There are plenty of skeptics wondering why the Mariners blew up a team that went 89-73 last season, but Servais isn't among them. He knew significant change was going to be needed before long with a roster that had been built largely around older veterans with large contracts.
Rather than wait too long to move players whose window was growing short, the Mariners chose to trade players like James Paxton and Mike Zunino for peak value before their final seasons of arbitration eligibility. They dealt All-Stars Robinson Canó, Jean Segura and Edwin Díaz for prospects and future payroll flexibility. Nelson Cruz left in free agency.
It's not an easy transition for fans or players who'll need to learn all the new names and faces, but Servais believes this spring offers hope of something better down the road. A franchise that hasn't made the postseason in 17 years and struggled to develop top Draft picks and prospects suddenly has an influx of promising youngsters ready to re-write the script.
"I've been through this before with Texas when we did a similar thing," Servais said. "I've been through this as a player when I first started out with the Astros. There were some names that nobody knew about. Nobody knew about a guy ... 'Who's this guy Jeff Bagwell?' He ended up being OK."
Bagwell turned into a Hall of Famer for the Astros, who have again hit it big recently with a flock of new talent developed after some lean years. The challenge of catching up to Houston in the American League West is one of the reasons the Mariners knew they had to take a different tack.

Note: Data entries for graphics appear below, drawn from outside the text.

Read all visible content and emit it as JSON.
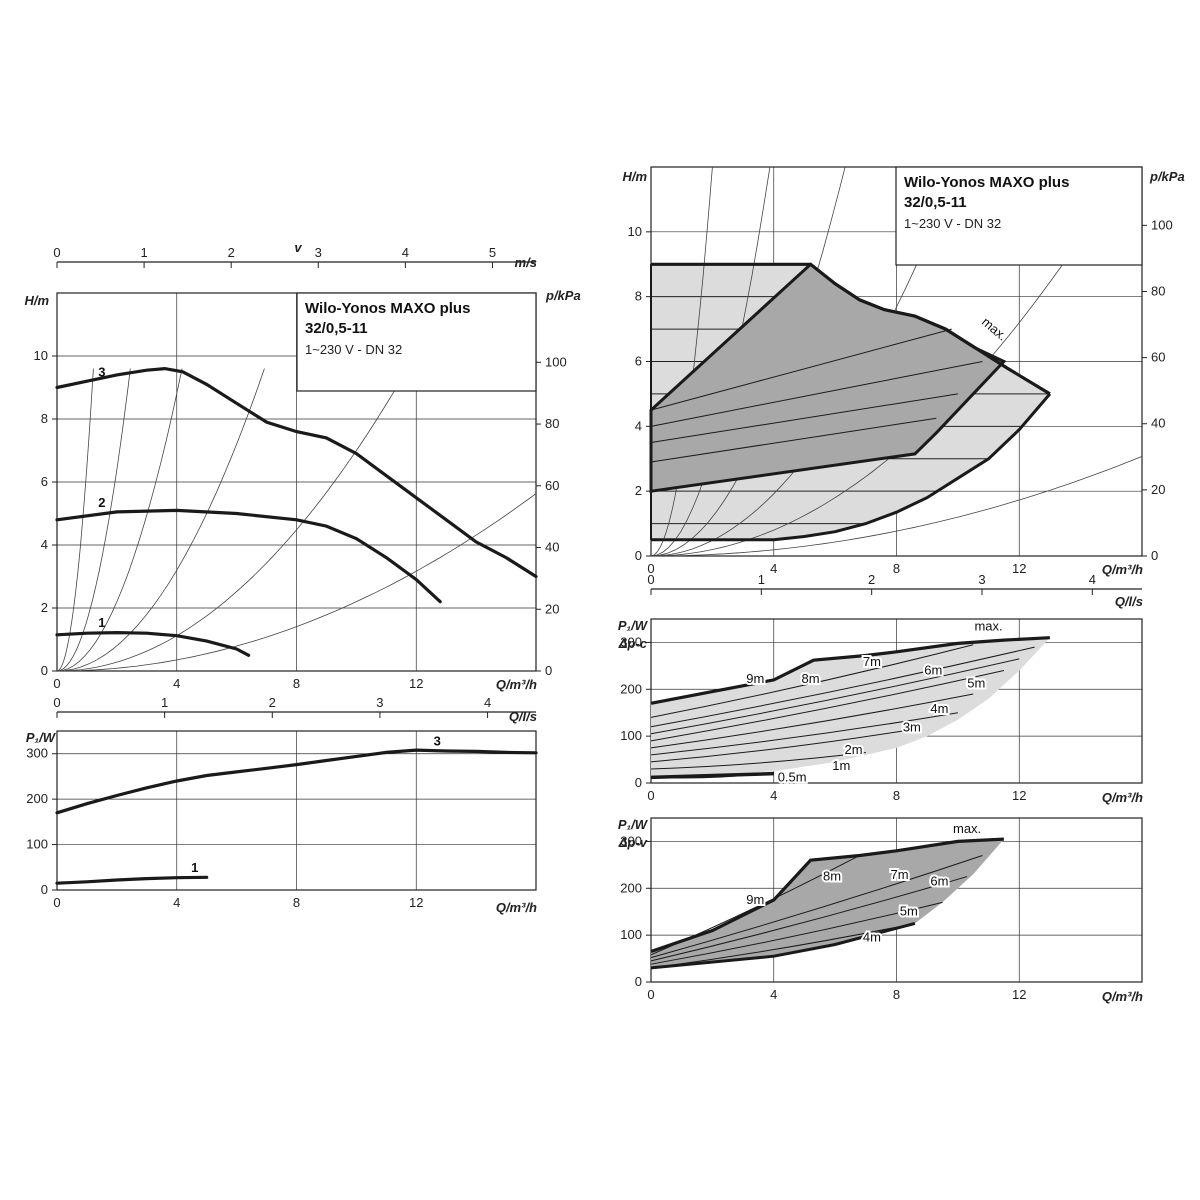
{
  "chart_data": [
    {
      "id": "left-head",
      "type": "line",
      "title": "Wilo-Yonos MAXO plus",
      "subtitle": "32/0,5-11",
      "caption": "1~230 V - DN 32",
      "ylabel": "H/m",
      "ylabel2": "p/kPa",
      "xlabel": "Q/m³/h",
      "xlabel_top": "v",
      "xunit_top": "m/s",
      "xlabel_mid": "Q/l/s",
      "xlim": [
        0,
        16
      ],
      "ylim": [
        0,
        12
      ],
      "x_ticks": [
        "0",
        "4",
        "8",
        "12"
      ],
      "y_ticks": [
        "0",
        "2",
        "4",
        "6",
        "8",
        "10"
      ],
      "y2_ticks": [
        "0",
        "20",
        "40",
        "60",
        "80",
        "100"
      ],
      "top_ticks": [
        "0",
        "1",
        "2",
        "3",
        "4",
        "5"
      ],
      "mid_ticks": [
        "0",
        "1",
        "2",
        "3",
        "4"
      ],
      "series": [
        {
          "name": "3",
          "x": [
            0,
            1,
            2,
            3,
            3.6,
            4.2,
            5,
            6,
            7,
            8,
            9,
            10,
            11,
            12,
            13,
            14,
            15,
            16
          ],
          "y": [
            9.0,
            9.2,
            9.4,
            9.55,
            9.6,
            9.5,
            9.1,
            8.5,
            7.9,
            7.6,
            7.4,
            6.9,
            6.2,
            5.5,
            4.8,
            4.1,
            3.6,
            3.0
          ]
        },
        {
          "name": "2",
          "x": [
            0,
            2,
            4,
            6,
            8,
            9,
            10,
            11,
            12,
            12.8
          ],
          "y": [
            4.8,
            5.05,
            5.1,
            5.0,
            4.8,
            4.6,
            4.2,
            3.6,
            2.9,
            2.2
          ]
        },
        {
          "name": "1",
          "x": [
            0,
            1,
            2,
            3,
            4,
            5,
            6,
            6.4
          ],
          "y": [
            1.15,
            1.2,
            1.22,
            1.2,
            1.12,
            0.95,
            0.7,
            0.5
          ]
        }
      ],
      "system_curve_k": [
        6.5,
        1.6,
        0.55,
        0.2,
        0.07,
        0.022
      ],
      "system_curve_xmax": [
        3.4,
        6.5,
        11.0,
        16.0,
        16.0,
        16.0
      ]
    },
    {
      "id": "left-power",
      "type": "line",
      "ylabel": "P₁/W",
      "xlabel": "Q/m³/h",
      "xlim": [
        0,
        16
      ],
      "ylim": [
        0,
        350
      ],
      "x_ticks": [
        "0",
        "4",
        "8",
        "12"
      ],
      "y_ticks": [
        "0",
        "100",
        "200",
        "300"
      ],
      "series": [
        {
          "name": "3",
          "x": [
            0,
            1,
            2,
            3,
            4,
            5,
            6,
            7,
            8,
            9,
            10,
            11,
            12,
            13,
            14,
            15,
            16
          ],
          "y": [
            170,
            190,
            208,
            225,
            240,
            252,
            260,
            268,
            276,
            285,
            294,
            303,
            308,
            306,
            305,
            303,
            302
          ]
        },
        {
          "name": "1",
          "x": [
            0,
            1,
            2,
            3,
            4,
            5
          ],
          "y": [
            15,
            18,
            22,
            25,
            27,
            28
          ]
        }
      ]
    },
    {
      "id": "right-head",
      "type": "line",
      "title": "Wilo-Yonos MAXO plus",
      "subtitle": "32/0,5-11",
      "caption": "1~230 V - DN 32",
      "ylabel": "H/m",
      "ylabel2": "p/kPa",
      "xlabel": "Q/m³/h",
      "xlabel_mid": "Q/l/s",
      "xlim": [
        0,
        16
      ],
      "ylim": [
        0,
        12
      ],
      "x_ticks": [
        "0",
        "4",
        "8",
        "12"
      ],
      "y_ticks": [
        "0",
        "2",
        "4",
        "6",
        "8",
        "10"
      ],
      "y2_ticks": [
        "0",
        "20",
        "40",
        "60",
        "80",
        "100"
      ],
      "mid_ticks": [
        "0",
        "1",
        "2",
        "3",
        "4"
      ],
      "max_label": "max.",
      "max_curve": {
        "x": [
          0,
          5.2,
          6,
          6.8,
          7.6,
          8.6,
          9.6,
          10.6,
          11.6,
          13.0
        ],
        "y": [
          9.0,
          9.0,
          8.4,
          7.9,
          7.6,
          7.4,
          7.0,
          6.4,
          5.8,
          5.0
        ]
      },
      "lower_envelope": {
        "x": [
          13.0,
          12.0,
          11.0,
          10.0,
          9.0,
          8.0,
          7.0,
          6.0,
          5.0,
          4.0,
          0
        ],
        "y": [
          5.0,
          3.9,
          3.0,
          2.4,
          1.8,
          1.35,
          1.0,
          0.75,
          0.6,
          0.5,
          0.5
        ]
      },
      "dp_v_region": {
        "x": [
          0,
          5.2,
          6,
          6.8,
          7.6,
          8.6,
          9.6,
          10.6,
          11.5,
          9.3,
          8.6,
          0
        ],
        "y": [
          4.5,
          9.0,
          8.4,
          7.9,
          7.6,
          7.4,
          7.0,
          6.4,
          6.0,
          3.8,
          3.15,
          2.0
        ]
      },
      "dp_c_levels": [
        1,
        2,
        3,
        4,
        5,
        6,
        7,
        8,
        9
      ],
      "dp_v_lines": [
        {
          "y0": 2.0,
          "y1": 3.15,
          "x1": 8.6
        },
        {
          "y0": 2.9,
          "y1": 4.25,
          "x1": 9.3
        },
        {
          "y0": 3.5,
          "y1": 5.0,
          "x1": 10.0
        },
        {
          "y0": 4.0,
          "y1": 6.0,
          "x1": 10.8
        },
        {
          "y0": 4.5,
          "y1": 7.0,
          "x1": 9.8
        }
      ],
      "system_curve_k": [
        3.0,
        0.8,
        0.3,
        0.12,
        0.05,
        0.012
      ],
      "system_curve_xmax": [
        6.0,
        11.6,
        16.0,
        16.0,
        16.0,
        16.0
      ]
    },
    {
      "id": "right-power-c",
      "type": "line",
      "ylabel": "P₁/W",
      "mode_label": "Δp-c",
      "xlabel": "Q/m³/h",
      "xlim": [
        0,
        16
      ],
      "ylim": [
        0,
        350
      ],
      "x_ticks": [
        "0",
        "4",
        "8",
        "12"
      ],
      "y_ticks": [
        "0",
        "100",
        "200",
        "300"
      ],
      "max_label": "max.",
      "labels": [
        "0.5m",
        "1m",
        "2m",
        "3m",
        "4m",
        "5m",
        "6m",
        "7m",
        "8m",
        "9m"
      ],
      "upper": {
        "x": [
          0,
          2,
          4,
          5.3,
          7,
          8,
          10,
          11.5,
          13.0
        ],
        "y": [
          170,
          195,
          220,
          262,
          272,
          280,
          298,
          305,
          310
        ]
      },
      "lower_edge": {
        "x": [
          13.0,
          12,
          11,
          10,
          9,
          8,
          6,
          4,
          0
        ],
        "y": [
          310,
          240,
          180,
          135,
          100,
          75,
          45,
          25,
          10
        ]
      },
      "contours": [
        {
          "y0": 12,
          "x1": 4,
          "y1": 22
        },
        {
          "y0": 30,
          "x1": 7,
          "y1": 65
        },
        {
          "y0": 45,
          "x1": 8.6,
          "y1": 115
        },
        {
          "y0": 60,
          "x1": 10,
          "y1": 150
        },
        {
          "y0": 75,
          "x1": 10.5,
          "y1": 190
        },
        {
          "y0": 90,
          "x1": 11.5,
          "y1": 240
        },
        {
          "y0": 105,
          "x1": 12,
          "y1": 265
        },
        {
          "y0": 120,
          "x1": 12.5,
          "y1": 290
        },
        {
          "y0": 140,
          "x1": 10.5,
          "y1": 295
        }
      ]
    },
    {
      "id": "right-power-v",
      "type": "line",
      "ylabel": "P₁/W",
      "mode_label": "Δp-v",
      "xlabel": "Q/m³/h",
      "xlim": [
        0,
        16
      ],
      "ylim": [
        0,
        350
      ],
      "x_ticks": [
        "0",
        "4",
        "8",
        "12"
      ],
      "y_ticks": [
        "0",
        "100",
        "200",
        "300"
      ],
      "max_label": "max.",
      "labels": [
        "4m",
        "5m",
        "6m",
        "7m",
        "8m",
        "9m"
      ],
      "upper": {
        "x": [
          0,
          2,
          4,
          5.2,
          6.8,
          8,
          10,
          11.5
        ],
        "y": [
          65,
          110,
          175,
          260,
          270,
          280,
          300,
          305
        ]
      },
      "lower_edge": {
        "x": [
          11.5,
          10.5,
          9.5,
          8.6,
          6,
          4,
          0
        ],
        "y": [
          305,
          230,
          170,
          125,
          80,
          55,
          30
        ]
      },
      "contours": [
        {
          "y0": 30,
          "x1": 8.6,
          "y1": 125
        },
        {
          "y0": 38,
          "x1": 9.5,
          "y1": 170
        },
        {
          "y0": 45,
          "x1": 10.3,
          "y1": 225
        },
        {
          "y0": 52,
          "x1": 10.8,
          "y1": 270
        },
        {
          "y0": 58,
          "x1": 6.8,
          "y1": 270
        }
      ]
    }
  ]
}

Young pitchers Justus Sheffield and Erik Swanson, acquired from the Yankees for Paxton, will be counted on as part of that future. Justin Dunn, one of five players who came from the Mets in the Cano/Diaz trade, is another pitcher to watch this spring.
This will be a camp built around new acquisitions like Japanese free-agent pitcher Yusei Kikuchi, catcher Omar Narváez, outfielders Domingo Santana and Mallex Smith, infielders J.P. Crawford and Shed Long, as well as previous first-round Draft picks Kyle Lewis and Evan White.
Servais is preaching patience, and noting that given time, these newcomers will carve their own niche and fans will forge new favorites.
"I don't know if we acquired a Jeff Bagwell, but we're going to find out," Servais said. "I know it's not the household names, believe me, but by the middle of May, you'll have plenty to root for."